Thursday, April 2, 2009

The Ellensburg sky for the week of 4/4/09

Saturday: Some people in town today for the Yakima River Canyon Marathon may be looking for a little running inspiration. While nothing can take the place of a 20 mile long run for marathon preparation (I know), certain objects in the night sky are inspiring. In the Bible, Job specifically mentions the star Arcturus, or the bear keeper, to his friend as a sign of God's majesty. He describes God as that "Which maketh Arcturus, Orion, and Pleiades, and the chambers (constellations) of the south" (Job 9:9, King James Version). Whatever your religious beliefs, it is clear that Job was impressed with this very bright star. See the star that inspired Job nearly three fists held upright and at arm’s length above due east at 10 p.m.

Sunday: Vega, the brightest star in the constellation Lyra is one fist above the northeast horizon at 10:30 p.m.

Monday: Saturn is about a half a fist above the moon at 10 p.m.

Tuesday: Avast ye matey. Swab the poop deck. Pirates love astronomy. In fact, the term “poop” in poop deck comes from the French word for stern (poupe) which comes for the Latin word Puppis. Puppis is a constellation that represents the raised stern deck of Argo Navis, the ship used by Jason and the Argonauts in Greek mythology. Argo Nevis was an ancient constellation that is now divided between the constellations Puppis, Vela and Carina. The top of Puppis is about a fist and a half to the left of the bright star Sirius in the south-southwest sky at 9 p.m. Rho Puppis, one of the brightest stars in the constellation, is about one and a half fists above the south horizon at this time.

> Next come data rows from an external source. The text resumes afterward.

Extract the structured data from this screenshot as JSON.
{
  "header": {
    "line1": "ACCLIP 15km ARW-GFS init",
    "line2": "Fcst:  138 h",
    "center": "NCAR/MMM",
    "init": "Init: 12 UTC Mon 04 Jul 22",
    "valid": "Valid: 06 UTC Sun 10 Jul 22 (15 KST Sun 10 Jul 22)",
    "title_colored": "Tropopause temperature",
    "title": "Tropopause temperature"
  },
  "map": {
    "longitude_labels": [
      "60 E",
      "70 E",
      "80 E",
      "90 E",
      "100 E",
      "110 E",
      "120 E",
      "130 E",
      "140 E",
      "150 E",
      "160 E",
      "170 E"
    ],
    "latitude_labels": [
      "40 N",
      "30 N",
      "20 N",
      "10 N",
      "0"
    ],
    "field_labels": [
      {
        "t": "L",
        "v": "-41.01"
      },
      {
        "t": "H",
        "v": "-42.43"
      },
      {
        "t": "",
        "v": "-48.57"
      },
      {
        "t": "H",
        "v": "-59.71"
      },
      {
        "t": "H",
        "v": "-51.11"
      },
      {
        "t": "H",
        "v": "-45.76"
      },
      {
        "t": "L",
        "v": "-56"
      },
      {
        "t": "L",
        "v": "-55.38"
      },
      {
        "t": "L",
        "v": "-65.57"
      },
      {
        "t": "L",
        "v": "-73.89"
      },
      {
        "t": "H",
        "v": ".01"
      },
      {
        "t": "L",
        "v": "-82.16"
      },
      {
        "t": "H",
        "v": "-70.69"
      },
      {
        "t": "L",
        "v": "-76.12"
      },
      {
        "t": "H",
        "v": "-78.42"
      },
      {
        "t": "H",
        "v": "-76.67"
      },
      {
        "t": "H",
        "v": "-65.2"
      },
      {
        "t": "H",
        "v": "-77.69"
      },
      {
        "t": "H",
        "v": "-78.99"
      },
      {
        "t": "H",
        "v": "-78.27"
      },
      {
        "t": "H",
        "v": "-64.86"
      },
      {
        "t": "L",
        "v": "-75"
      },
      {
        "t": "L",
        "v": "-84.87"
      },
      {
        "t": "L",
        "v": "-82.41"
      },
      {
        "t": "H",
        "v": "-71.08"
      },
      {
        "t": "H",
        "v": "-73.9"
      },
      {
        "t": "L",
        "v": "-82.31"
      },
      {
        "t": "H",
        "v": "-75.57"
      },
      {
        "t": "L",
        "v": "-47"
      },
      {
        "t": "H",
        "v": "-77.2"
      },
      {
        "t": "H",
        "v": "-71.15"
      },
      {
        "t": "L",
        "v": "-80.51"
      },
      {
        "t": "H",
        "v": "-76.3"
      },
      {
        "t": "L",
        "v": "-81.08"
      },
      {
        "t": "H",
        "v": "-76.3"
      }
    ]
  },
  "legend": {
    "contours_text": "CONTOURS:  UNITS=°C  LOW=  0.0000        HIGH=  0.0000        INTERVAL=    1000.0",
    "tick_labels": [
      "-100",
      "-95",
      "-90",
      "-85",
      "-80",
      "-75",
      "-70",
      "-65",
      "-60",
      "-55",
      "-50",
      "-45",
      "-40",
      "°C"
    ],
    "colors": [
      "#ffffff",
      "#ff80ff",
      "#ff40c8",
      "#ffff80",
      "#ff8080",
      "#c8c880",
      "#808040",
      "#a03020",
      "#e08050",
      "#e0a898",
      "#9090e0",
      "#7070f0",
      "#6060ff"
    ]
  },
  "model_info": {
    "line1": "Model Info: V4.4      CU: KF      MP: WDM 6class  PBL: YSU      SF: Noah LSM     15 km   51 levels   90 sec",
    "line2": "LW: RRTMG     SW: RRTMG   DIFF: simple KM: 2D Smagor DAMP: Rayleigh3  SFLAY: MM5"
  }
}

Wednesday: Jupiter is one fist above the southeast horizon at 5:30 a.m. Set your alarm.

Thursday: Do you like pop music? You don’t? So, so what. In the first draft of a song on her latest album “Funhouse”, the singer P!nk wrote “Waiter just took my full moon, and gave it to Jessica Simps”. Coincidence? I think not. Some Native American tribes called the April full moon the full pink moon because its arrival coincided with the blooming of wild ground phlox, a pink wild flower. Spica, the brightest star in the constellation Virgo, must like P!nk because it is about a half a fist above the moon at 10 p.m.

Friday: Orion, the great constellation of winter, is sinking into the western horizon. The belt of Orion is two fists above the southwest horizon at 9 p.m. By the end of the month, Orion will be nearly lost in the evening twilight.

The positional information in this column about stars and planets is typically accurate for the entire week.